Good revenue, hidden risk: the calling card operator's ticking clock
Many calling card operators are still making real money. Specific corridors — UK to South Asia, US to Latin America — carry substantial traffic and generate consistent revenue. The problem is not the commercial picture. It is the legacy on-prem platform underneath it, quietly accumulating risk that the revenue hides.
The global international calling market is still worth around $1.7 billion in commercial operator revenue. Diaspora-driven corridors — South Asia, Latin America, West Africa — continue to carry meaningful traffic volumes. The operators serving those communities have not lost their customers. They are not obviously in trouble.
That is precisely what makes the platform risk hard to see. When calls are going through and revenue is arriving, there is no obvious signal that something is wrong. The legacy on-prem platform installed a decade ago keeps running. The invoices keep going out. The team manages. And underneath all of that, the risk accumulates on its own timeline — not the operator's.
The question is not whether the business is working. The question is what happens when the platform stops.
What the clock going off looks like
The risk does not build gradually toward a visible threshold. It builds silently, and then resolves suddenly — in the form of one of the following.
Hardware failure on no notice
On-prem servers running a calling card platform are not replaced on a schedule — they run until they fail. A platform that has been live for ten or fifteen years may be running on hardware that was already ageing when it was installed. There is no warning before a failure, and there is no cloud failover. When it goes down, the service goes down with it, and the recovery timeline depends entirely on what spares are available and what the team still knows about the configuration.
A security incident on an unpatched platform
A platform that cannot be safely updated accumulates unpatched vulnerabilities.
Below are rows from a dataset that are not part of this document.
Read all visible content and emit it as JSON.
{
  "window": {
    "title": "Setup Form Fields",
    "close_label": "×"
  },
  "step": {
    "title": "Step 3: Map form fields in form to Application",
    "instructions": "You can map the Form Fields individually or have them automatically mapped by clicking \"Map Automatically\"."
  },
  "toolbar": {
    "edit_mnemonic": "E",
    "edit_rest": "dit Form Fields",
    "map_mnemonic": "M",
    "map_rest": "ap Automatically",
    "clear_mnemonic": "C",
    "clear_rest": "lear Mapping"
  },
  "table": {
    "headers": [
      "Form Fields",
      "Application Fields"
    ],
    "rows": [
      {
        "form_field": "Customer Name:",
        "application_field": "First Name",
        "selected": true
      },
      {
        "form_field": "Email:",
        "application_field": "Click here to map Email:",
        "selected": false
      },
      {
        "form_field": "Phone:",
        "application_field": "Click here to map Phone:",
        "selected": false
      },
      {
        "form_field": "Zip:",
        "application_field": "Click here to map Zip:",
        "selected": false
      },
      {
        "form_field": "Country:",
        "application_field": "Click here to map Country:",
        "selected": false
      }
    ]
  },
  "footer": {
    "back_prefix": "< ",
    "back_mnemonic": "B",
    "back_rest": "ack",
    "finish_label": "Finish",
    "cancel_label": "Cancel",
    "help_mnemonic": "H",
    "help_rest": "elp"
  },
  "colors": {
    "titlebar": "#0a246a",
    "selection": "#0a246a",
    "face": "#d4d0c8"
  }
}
The longer it runs, the larger that surface becomes. A breach on a prepaid calling platform is not just a service disruption — it is access to PIN databases, customer balances, CDR history, and carrier credentials. These are assets that attackers specifically target. The firewall rules added over the years slow things down; they do not change the underlying exposure.
A fraud wave the platform cannot cap
Calling fraud evolves faster than an unpatched platform can respond. If the velocity limits, concurrency caps, and balance controls cannot be updated because any change to the platform carries operational risk, the defences are fixed while the attack patterns move. A single PIN compromise on a platform that cannot enforce real-time cut-off can drain significant balances before anything triggers a manual response.
Vendor support that is no longer there
Many of the platforms that were installed in the 2000s and early 2010s are now supported by vendors who have moved on, been acquired, or deprioritised that product line. Support contracts that looked reassuring when signed may deliver slow responses, no patch availability, and no roadmap. The operator is effectively self-supporting a platform they did not build, on infrastructure that has no upgrade path.
A regulatory or audit event
CDR retention obligations, anti-fraud reporting, and data protection requirements have all tightened since most legacy calling card platforms were designed. Responding to a regulatory request or audit on a platform where CDRs are stored in a proprietary format, queried through tools only two people understand, and retained on hardware that may be failing is a significantly harder problem than the underlying compliance question itself.
Revenue complicates the decision
A struggling operator has obvious pressure to act. A profitable one does not — which is the more dangerous position. The revenue produces a confidence that the platform is not currently earning. The case for migration has to compete with a business that appears to be working, which makes it easy to defer indefinitely.
But the market data also contains a warning. International voice traffic has been declining at 6–8% per year since 2014, and those rates have been accelerating. OTT apps now account for more than two-thirds of international call volume. The corridors that remain commercially viable are a smaller and more concentrated set than they were. The operators who wait for an obvious reason to act may find that the revenue and the option to migrate on their own terms both disappear around the same time.
An unplanned migration — forced by a hardware failure, a security incident, or a regulatory event — is always more expensive, more disruptive, and less controllable than a planned one. The option to migrate with agency exists now. It may not exist in three years.
The calling card market still generates around $1.7 billion in commercial revenue globally. The operators in that market running on decade-old on-prem infrastructure are not running a declining business — they are running a viable one with a platform risk they have not yet had to confront.
Migrating while the business is healthy
A migration from a position of strength is a different project from an emergency recovery. When the platform is still running and the revenue is intact, there is time for proper discovery, dry runs, reconciliation, and a tested cutover procedure. The data can be normalised on the way in rather than under pressure. The rate tables can be cleaned. The IVR logic can be rebuilt deliberately rather than guessed at from CDRs.
Seshnova is built for exactly this transition: a platform purpose-built for prepaid calling and calling cards, with real-time per-second rating, A to Z rate decks, hard cut-off enforcement, balance and PIN control, CDR audit, fraud caps, multi-brand and reseller support, and API and softswitch integration. The migration tooling handles rate tables, account data, balances, and integrations with dry-run discipline and verified reconciliation at each stage.
The goal is not to replace one on-prem platform with another. It is to move the operation to infrastructure that can be updated, secured, and operated without depending on specific people or undocumented workarounds — so the business continues, on a platform that is no longer a liability.